Another mode is the RAT fallback, where the assumption is that the core network supports voice connection, but the current RAT, presumably NR, does not. As a consequence, a voice connection is transferred from NR to E-UTRA, representing a RAT change only. Voice over NR (VoNR) indicates a scenario where the NR network supports voice services and the 5GC offers a connection to IMS. The primary deployment focus of VoNR is standalone operation (SA) where 5GC connects to IMS supporting voice services. However, VoNR also works in non-standalone (NSA) operation modes like E-UTRA and NR dual connectivity (EN-DC).

Figure 2: Deployment scenarios supporting voice in 5G

5G supports multimedia telephone services for IMS (MTSI), representing the application layer see Figure 3. The media flow consists of audio, video and text (i.e., general data like images, text, websites, etc.), leveraging modern collaboration and communications tools. To preserve QoS, the real-time streaming and control protocols coordinate the media transport and tackle impairments like delayed, disordered or misguided packets. The transport and network layers are realised by the well-known TCP, UDP and IP (IPv4 and IPv6) protocols. The RAT functions are provided by either E-UTRA or 5G NR. The session initiation protocol (SIP) and the session description protocol (SDP) undertake the control plane of the voice connection.

Figure 3: Protocol layer for MTSI

Supporting voice services

The incorporation of IMS services in 5G, including network interfaces, protocol layers and signalling scenarios, is the absolute prerequisite for voice services offered in 5G. To leverage QoS aspects, a so-called QoS flow is established between the UE and the network, accompanied by parameters such as latency, priority, packet error rate and guaranteed bit rate. To reduce signalling overhead, 5G assigns a 5G QoS flow identity (5QI) to each QoS flow. All protocol layers and network functions are aware of this 5QI. There is a recommendation to apply the following 5QI profiles: 5QI = 1 for conversational voice, 5QI = 2 for conversational video requiring certain QoS values, 5QI = 5 for IMS signalling and, optionally, 5QI = 6-9 for concurrent media flows with lower QoS requirements.
As voice is considered an application in 5G, there are no mandatory configurations of protocol layers. However, they can be seen more as recommendations, since the voice service focuses more on latency than reliability, and aspects such as efficient usage of the radio resources and energy consumption play a pivotal role in a voice connection. Semi-persistent scheduling mechanisms allow a quasi-constant scheduling of guaranteed bit-rate radio resources with low signalling overheads. Additionally, the slot aggregation mechanism lets the automatic repetition of a speech packet, with focus on reducing latency. Energy reduction is tackled by discontinuous reception and transmission (DRX and DTX). The focus on latency before reliability is clear: it is recommended to set the RLC layer into unacknowledged mode and to skip the integrity check at the PDCP layer for security reasons, with only ciphering enabled.
The industry’s body 3rd Generation Partnership Project (3GPP) had already developed the enhanced voice services (EVS) speech codec, now mandatory with 5G voice. EVS uses the higher data rates offered by 5GS for enhanced encoded audio signals. Technically, EVS increases the audio bandwidth and covers the audible frequency range from 20Hz to 20kHz, corresponding to the typical range of the human ear. To convert the audio signal into digital, the EVS applies methods like amplitude quantisation and discrete sampling, except with finer quantisation levels and higher sample rates. One important aspect of the EVS is its interoperability codec mode that adjusts the EVS speech codec to legacy voice codec rates, enabling a smooth move to VoNR.
On the infrastructure side, having voice services requires some adaptation, and the flexible architecture provides new optional interfaces and functions. Firstly, the operator needs to decide which core network is incorporated and whether it should support voice services or not, which leads to the decision of offering either EPS fallback or VoNR.

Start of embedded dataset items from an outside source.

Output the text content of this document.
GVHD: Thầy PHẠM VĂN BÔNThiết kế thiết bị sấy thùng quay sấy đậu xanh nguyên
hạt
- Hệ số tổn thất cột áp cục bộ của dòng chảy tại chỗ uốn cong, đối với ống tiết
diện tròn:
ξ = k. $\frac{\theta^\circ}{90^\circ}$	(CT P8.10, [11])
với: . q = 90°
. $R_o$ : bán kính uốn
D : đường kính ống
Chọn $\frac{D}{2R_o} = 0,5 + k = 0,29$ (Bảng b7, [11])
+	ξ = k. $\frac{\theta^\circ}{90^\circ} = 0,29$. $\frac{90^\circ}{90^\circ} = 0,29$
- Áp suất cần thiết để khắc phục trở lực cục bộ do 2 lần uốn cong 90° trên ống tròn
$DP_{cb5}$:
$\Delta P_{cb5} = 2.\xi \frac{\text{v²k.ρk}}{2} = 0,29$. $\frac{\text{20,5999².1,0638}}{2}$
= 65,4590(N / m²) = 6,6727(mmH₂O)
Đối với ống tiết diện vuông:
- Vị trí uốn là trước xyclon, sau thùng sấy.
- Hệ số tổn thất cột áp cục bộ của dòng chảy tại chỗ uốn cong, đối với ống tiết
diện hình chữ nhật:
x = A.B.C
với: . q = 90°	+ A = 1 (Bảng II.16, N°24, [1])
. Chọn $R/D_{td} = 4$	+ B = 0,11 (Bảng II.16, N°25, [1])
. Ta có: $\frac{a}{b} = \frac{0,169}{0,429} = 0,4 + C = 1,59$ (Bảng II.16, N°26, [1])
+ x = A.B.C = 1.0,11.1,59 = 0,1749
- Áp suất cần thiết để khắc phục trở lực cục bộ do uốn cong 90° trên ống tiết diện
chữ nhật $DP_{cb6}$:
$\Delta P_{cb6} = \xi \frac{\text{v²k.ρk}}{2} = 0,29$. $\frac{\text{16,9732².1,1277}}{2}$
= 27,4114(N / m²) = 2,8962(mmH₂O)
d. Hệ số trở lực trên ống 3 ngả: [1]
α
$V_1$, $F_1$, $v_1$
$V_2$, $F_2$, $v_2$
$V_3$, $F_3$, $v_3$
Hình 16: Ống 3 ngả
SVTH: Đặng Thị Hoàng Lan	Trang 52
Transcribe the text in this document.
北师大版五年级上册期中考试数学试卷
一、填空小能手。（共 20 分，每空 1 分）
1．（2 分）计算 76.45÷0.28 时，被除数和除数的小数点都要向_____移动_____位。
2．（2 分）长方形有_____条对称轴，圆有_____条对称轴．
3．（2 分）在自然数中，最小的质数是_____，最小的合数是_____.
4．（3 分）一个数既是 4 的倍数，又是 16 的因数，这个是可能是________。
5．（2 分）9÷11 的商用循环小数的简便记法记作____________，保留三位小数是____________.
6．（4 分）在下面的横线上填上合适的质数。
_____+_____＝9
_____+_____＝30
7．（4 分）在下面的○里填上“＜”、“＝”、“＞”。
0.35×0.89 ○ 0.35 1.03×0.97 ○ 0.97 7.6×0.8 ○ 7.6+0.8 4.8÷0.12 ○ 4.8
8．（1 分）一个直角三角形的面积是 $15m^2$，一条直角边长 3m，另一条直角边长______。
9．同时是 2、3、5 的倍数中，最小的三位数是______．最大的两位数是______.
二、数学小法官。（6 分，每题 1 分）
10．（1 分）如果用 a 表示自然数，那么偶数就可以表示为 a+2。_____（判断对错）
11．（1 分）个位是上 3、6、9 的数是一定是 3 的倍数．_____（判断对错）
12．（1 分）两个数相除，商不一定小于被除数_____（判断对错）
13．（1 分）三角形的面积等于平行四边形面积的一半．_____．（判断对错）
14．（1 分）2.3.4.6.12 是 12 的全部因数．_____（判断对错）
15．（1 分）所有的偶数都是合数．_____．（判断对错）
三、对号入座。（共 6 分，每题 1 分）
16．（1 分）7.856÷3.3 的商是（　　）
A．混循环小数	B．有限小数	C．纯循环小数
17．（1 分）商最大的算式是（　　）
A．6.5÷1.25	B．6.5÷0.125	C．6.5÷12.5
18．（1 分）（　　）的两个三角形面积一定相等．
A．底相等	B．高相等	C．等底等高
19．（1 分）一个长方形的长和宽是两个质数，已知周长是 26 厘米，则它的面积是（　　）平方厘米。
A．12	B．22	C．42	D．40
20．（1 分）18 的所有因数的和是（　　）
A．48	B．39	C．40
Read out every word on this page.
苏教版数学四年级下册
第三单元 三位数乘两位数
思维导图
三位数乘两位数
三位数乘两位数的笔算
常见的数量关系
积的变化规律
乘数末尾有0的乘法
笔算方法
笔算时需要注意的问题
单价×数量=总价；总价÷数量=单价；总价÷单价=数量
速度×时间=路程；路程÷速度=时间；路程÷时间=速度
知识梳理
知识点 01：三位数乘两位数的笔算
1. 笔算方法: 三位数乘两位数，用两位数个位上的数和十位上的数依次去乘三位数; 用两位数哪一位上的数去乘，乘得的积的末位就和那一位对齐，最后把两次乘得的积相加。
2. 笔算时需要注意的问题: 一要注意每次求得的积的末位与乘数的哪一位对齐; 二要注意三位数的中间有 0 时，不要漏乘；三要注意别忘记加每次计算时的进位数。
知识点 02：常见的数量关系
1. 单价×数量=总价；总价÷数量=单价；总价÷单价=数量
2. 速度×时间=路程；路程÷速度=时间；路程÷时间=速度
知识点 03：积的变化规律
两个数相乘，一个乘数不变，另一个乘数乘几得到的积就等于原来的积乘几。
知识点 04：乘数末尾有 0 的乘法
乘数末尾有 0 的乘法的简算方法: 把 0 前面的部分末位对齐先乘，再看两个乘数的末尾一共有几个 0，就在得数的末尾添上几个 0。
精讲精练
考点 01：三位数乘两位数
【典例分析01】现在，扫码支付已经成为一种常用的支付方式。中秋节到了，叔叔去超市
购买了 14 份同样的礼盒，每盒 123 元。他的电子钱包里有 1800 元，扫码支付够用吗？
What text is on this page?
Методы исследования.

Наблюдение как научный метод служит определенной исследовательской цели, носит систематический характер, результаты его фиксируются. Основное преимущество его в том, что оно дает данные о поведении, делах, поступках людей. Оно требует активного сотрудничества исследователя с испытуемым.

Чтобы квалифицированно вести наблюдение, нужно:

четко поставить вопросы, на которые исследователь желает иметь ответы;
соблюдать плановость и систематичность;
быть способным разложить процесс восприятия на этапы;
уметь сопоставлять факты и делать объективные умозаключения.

Secondly, the core network EPS or 5GC needs to be connected to IMS via several interfaces to exchange user and signalling data, since the networks communicate via those interfaces. Since there’s no default 5G system, different entities and interfaces can be deployed optionally, which might impact the UE:

The N6 interface provides the data transfer between 5GC and IMS. In 5G the N6 interface is already used to exchange data between 5GC and an external data network, but because of the introduction of voice services, it needs to be extended and provides a connection to another data network – therefore, the IMS.
If both core networks are applied, EPS and 5GC, the N26 interface may share some signalling information between the EPS mobility management entity and the 5GC access and mobility function. Here, the UE uses a single registration procedure as the two core network entities coordinate mobility and registration.
The S5 interface exchanges and coordinates user data between the session management and the user plane function, with the serving gateway.
A common home subscriber service centre coordinates subscription profiles and access policies.

T&M for voice services in 5G

Testing guarantees and verifies the application QoE for the end user and the proper functioning and implementation of the voice services in 5G.

Since voice over 5G operates similarly to voice over LTE, the general test setup does not differ greatly. However, various fields of testing should be contemplated.

Testing voice services in 5G typically starts with a basic verification of proper implementation and functional behaviour; i.e., can a call be established and is the voice signal audible? Following that, T&M is used to determine the quality of the audio under well-known and reproducible conditions. Besides device-orientated voice testing, mobile network testing and benchmarking of deployed services in a live network guarantee the experienced user quality.
Voice-quality test setup includes mobile radio testing capability that supports signalling and functional testing and enhanced protocol procedures, such as interoperability, multi-connectivity and mobility scenarios; see Figure 4. A test setup may also include audio quality test equipment, with digital and analogue interfaces. For stress tests, a setup may use fading on the radio interface and emulate network impairments like IP-packet disordering, delay or discarded packets.

Figure 4: Example of an audio quality analysis test setup

In addition to the RAT technologies 5G and LTE, such a setup may also support legacy RAT such as 2G or 3G and non-cellular technologies like Bluetooth or Wi-Fi, since they offer voice services.

An obvious requirement is to emulate the IMS network and its signalling protocols SIP, SDP and data provisioning. The audio quality is typically indicated as mean opinion score value, derived as a result of algorithms like the Perceptual Quality for Voice algorithm published by the ITU. The advantages of a lab-based test setup are that the conditions are reproducible, and the test repeatable and performed under predefined conditions.
To monitor the quality of certain applications like voice or video and to fulfil the KPI requirements, field or drive testing is necessary. Here, a passive device like a scanner is extended by a device that can actively set up a connection, and analysis on the application quality can be performed. In addition, network operators may like to compare their network quality in a benchmarking process against other networks, or monitor the entire network via multiple samples and a statistical analysis to obtain a summarised view.
Hence, test and measurement plays a pivotal role in successfully supporting voice services in commercial 5G networks.